Which leads to your second point: This research isn't speaking to forgetfulness as a whole, or to the lasting impact of a memory once formed. It specifically approaches extinction, and how extinction is hampered by the existence of CSPG nets. The lack of CSPG nets in childhood means that extinction is significantly easier during the formative years. This doesn't directly mean that important memories formed in childhood will disappear, nor that memories formed later in life will have greater potency due to the CSPG nets.
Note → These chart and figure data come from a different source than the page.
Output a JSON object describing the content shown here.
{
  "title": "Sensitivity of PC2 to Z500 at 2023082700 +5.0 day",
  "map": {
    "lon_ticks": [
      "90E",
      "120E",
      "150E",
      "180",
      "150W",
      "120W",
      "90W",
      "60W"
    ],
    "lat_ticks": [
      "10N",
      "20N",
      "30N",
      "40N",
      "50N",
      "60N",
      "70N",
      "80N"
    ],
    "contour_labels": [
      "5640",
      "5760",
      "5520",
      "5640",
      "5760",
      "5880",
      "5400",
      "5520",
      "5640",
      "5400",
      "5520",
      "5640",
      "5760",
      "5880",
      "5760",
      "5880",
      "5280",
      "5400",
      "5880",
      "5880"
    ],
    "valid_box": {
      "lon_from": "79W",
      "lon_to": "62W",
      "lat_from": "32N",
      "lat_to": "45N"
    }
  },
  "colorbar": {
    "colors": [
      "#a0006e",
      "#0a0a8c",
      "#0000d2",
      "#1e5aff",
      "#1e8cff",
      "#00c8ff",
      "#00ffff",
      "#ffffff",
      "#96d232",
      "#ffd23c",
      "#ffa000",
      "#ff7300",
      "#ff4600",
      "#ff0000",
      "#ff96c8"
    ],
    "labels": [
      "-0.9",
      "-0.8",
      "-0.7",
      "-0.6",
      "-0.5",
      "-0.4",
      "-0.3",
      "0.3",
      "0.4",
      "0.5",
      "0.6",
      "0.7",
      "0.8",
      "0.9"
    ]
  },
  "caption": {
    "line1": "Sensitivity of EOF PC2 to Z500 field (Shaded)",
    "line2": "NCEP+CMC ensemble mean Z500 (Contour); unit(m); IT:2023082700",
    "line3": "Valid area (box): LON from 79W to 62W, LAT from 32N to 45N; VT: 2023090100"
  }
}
Another thing we should take into account when considering your second point is that there are many more factors of memory encoding, storage, recollection and extinction than simply that which we see on the neurological level - the psychological aspects of memory are very important, as are the connections between memories and learned knowledge. Something traumatic that I experience as a child may be greater in intensity given my lack of experience in the world. If I experience something roughly similar in level of trauma in my later life, I may have enough experience with the nature of existence to realize the causes of that experience and thus temper it with wisdom, experience and cynicism such that it becomes a less traumatic memory.

This is my interpretation, and as such is potentially riddled with flaws, errors, omissions and delusions.

-C

Could this possibly have any connection to dissociative identity disorder, wherein a person walls off repeated traumatic behavior to create an isolated "alter" identity to protect the stability of the psyche as a whole?